Azula closed her eyes and shook her head, wincing at her own movement.

She lifted her hand and cupped her fingers, rolling her wrist. Katara didn't understand; she shook her head, so upset with herself. She should have been able to fix this. Azula saw the gesture, and she closed her eyes, blinking out tears as she did so.

"Your writing desk, Princess?" Kota asked softly from the doorway.

Azula's eyes opened. She nodded firmly. Her eyes drifted closed again. Katara hesitantly placed her palm against Azula's hot, dry forehead; it was a sharp relief when Azula didn't flinch or turn from her touch.

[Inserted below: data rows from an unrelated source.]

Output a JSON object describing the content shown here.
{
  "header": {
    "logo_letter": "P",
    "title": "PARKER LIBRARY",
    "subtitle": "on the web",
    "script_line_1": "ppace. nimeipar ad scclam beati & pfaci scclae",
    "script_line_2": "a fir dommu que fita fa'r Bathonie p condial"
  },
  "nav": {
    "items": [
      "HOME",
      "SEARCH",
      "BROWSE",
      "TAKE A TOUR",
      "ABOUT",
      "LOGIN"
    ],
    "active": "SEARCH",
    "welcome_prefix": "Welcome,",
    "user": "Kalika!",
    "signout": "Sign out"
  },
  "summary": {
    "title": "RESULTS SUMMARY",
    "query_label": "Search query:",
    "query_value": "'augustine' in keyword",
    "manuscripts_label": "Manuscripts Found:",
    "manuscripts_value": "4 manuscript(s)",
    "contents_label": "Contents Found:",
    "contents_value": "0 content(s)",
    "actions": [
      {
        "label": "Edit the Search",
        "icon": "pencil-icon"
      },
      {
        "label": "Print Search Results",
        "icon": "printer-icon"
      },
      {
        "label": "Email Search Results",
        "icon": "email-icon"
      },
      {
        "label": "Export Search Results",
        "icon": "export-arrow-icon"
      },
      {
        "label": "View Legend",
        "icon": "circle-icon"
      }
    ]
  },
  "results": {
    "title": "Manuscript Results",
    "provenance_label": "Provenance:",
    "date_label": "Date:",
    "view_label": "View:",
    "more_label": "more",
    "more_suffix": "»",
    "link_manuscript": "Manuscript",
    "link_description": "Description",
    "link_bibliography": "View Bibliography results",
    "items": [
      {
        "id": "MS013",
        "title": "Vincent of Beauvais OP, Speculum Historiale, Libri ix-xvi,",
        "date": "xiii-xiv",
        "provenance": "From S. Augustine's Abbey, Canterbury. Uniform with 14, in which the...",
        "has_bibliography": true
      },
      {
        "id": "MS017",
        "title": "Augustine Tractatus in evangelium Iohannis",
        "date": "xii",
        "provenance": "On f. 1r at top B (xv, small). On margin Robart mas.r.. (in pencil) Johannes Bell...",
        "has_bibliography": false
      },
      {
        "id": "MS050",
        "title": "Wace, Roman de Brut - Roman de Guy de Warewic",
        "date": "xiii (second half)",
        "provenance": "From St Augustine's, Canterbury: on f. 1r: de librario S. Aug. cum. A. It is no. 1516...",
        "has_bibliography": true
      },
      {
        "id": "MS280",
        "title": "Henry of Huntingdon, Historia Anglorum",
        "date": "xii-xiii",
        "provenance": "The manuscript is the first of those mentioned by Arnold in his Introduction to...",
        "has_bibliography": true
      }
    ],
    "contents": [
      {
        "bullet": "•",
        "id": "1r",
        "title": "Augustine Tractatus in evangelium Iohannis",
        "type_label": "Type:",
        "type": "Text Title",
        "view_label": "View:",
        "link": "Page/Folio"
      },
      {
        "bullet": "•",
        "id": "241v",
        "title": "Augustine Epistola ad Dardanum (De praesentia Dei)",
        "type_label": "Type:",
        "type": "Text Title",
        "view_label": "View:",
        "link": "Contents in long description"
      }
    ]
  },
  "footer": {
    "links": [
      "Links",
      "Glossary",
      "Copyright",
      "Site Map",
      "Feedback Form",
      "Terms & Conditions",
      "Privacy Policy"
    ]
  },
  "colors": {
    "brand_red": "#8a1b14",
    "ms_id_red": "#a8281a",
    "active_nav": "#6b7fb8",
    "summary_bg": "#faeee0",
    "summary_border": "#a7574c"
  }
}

Kota was back a moment later with a scroll, a flat piece of solid wood, and a quill pen. She settled those items beneath Azula's hand and wrapped her fingers around the pen. Azula opened her eyes again. She wrote two clumsy scratches, characters that were of the phonetic script of the Fire Nation. Katara hated that she hadn't learned it. She watched Kota read the paper, holding her breath.

Kota smiled.

"What?" Katara glanced down at Azula as she said it.

"It says 'bath'," Kota said.

For the first time in a week, Katara was able to laugh. Only Azula—on the brink of death, running a horrible fever, and suffering the worst injuries Katara had ever tried to heal—would be worried about cleanliness. She leaned down and kissed Azula's forehead. "Okay. I think we can work something out."